What to actually do about it

Start with a vet visit. If your cat suddenly stops burying, has litter box avoidance, shows behavioural changes, or has symptoms of illness such as straining, blood, lethargy, or appetite loss, seek veterinary evaluation. This is especially true if the change is sudden in a cat who has always been consistent. Sudden behavioural shifts in adult cats rarely appear from nowhere.

Once health causes are ruled out or treated, look at the environment. Common reasons for a cat not to cover their poop in the litter box include the box not being as clean as the cat would like. Clean the litter box once or twice daily with a scoop, and completely change the litter every 30 days to keep it up to the cat’s standards. Providing a litter box with lower sides or easier access can make a big difference, particularly for older cats who may be dealing with joint stiffness they cannot easily communicate.

Don’t try to force your cat to cover her poop, such as moving her front legs through the litter in a burying motion.
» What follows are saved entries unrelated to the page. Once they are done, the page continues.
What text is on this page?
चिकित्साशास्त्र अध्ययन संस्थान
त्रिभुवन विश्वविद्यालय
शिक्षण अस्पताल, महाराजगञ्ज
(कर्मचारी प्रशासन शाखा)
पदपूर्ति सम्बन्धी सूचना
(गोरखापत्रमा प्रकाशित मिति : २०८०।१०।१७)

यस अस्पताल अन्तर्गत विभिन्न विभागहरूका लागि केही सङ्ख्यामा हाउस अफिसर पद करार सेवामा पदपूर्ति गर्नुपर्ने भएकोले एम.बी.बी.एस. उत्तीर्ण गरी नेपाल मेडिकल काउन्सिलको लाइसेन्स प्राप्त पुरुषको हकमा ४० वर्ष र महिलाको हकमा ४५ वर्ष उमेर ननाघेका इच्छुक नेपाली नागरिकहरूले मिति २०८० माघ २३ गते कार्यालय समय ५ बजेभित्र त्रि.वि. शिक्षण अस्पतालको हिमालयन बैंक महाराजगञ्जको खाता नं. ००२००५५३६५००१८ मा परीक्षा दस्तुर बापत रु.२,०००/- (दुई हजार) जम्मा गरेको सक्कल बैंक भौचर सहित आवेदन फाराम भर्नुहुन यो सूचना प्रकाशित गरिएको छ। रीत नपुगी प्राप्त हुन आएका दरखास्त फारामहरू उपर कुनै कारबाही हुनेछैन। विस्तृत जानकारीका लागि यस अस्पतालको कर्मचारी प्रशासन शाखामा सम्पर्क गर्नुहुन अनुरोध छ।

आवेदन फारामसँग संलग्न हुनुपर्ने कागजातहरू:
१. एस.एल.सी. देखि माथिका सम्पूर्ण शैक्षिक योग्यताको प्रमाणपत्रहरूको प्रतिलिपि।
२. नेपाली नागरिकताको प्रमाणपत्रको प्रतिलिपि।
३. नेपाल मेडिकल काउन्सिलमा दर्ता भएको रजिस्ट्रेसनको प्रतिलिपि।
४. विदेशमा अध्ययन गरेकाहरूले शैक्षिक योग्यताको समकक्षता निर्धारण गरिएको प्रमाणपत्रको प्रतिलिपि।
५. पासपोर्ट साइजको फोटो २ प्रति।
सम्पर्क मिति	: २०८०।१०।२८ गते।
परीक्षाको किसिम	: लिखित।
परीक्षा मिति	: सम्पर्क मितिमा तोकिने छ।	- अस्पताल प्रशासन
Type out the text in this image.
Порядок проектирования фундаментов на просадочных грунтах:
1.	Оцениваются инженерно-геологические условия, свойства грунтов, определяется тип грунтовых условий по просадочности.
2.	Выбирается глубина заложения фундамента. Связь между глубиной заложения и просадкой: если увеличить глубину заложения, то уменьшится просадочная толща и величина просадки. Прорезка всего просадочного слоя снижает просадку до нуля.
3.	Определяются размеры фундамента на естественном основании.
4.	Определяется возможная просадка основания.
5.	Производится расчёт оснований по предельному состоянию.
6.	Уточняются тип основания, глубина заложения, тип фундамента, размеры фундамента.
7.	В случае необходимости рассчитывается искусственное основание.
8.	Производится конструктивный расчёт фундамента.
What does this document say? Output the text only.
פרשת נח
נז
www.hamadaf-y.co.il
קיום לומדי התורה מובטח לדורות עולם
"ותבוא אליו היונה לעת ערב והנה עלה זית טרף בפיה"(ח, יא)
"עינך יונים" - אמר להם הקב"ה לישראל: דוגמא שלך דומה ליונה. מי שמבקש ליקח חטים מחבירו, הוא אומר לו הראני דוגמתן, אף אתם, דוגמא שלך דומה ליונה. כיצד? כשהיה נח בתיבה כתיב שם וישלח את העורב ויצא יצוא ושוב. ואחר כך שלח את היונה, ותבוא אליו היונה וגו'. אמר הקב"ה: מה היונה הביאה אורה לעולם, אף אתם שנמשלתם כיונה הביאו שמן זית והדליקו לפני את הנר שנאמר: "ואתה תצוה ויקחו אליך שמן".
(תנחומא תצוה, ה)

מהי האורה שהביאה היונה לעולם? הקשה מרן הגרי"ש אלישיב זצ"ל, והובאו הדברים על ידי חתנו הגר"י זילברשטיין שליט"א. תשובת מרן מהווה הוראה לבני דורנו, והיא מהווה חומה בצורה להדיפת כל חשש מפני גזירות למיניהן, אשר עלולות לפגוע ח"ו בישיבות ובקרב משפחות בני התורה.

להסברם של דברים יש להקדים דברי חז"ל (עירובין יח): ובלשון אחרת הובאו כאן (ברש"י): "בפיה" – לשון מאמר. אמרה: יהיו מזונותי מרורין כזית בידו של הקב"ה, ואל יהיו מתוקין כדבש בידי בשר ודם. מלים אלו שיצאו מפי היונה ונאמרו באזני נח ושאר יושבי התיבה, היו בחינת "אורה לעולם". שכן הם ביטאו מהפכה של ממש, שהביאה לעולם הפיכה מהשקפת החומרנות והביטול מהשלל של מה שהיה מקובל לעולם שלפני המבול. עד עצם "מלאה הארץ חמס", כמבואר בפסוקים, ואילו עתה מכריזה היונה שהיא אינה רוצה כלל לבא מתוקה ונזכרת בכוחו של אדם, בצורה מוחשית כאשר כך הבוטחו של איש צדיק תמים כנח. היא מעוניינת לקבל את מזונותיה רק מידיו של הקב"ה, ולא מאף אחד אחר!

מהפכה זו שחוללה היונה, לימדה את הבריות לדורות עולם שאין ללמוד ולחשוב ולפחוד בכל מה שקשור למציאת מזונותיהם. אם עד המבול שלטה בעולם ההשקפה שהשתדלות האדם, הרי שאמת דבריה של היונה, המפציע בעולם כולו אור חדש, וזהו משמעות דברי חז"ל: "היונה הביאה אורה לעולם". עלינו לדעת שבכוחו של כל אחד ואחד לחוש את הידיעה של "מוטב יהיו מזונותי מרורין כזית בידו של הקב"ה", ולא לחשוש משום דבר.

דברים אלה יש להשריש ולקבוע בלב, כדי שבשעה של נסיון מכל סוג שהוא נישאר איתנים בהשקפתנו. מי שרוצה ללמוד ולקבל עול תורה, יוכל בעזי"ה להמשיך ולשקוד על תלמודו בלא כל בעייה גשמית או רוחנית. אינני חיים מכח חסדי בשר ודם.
This could potentially cause your cat stress and create fear around using the litter box. That instinct to intervene directly tends to backfire. The goal is to make the tray so comfortable, clean, and accessible that the cat wants to be there, not to override what feels wrong to them.

One detail worth knowing: sometimes cats have a personal reason for not covering their poop. If a cat’s mother never buried her poop, then the kitten won’t learn to cover their poop and will carry this behaviour into adulthood. If your cat has never covered consistently from the beginning, this may simply be her normal, not a red flag. The concern is always the change, not the habit itself.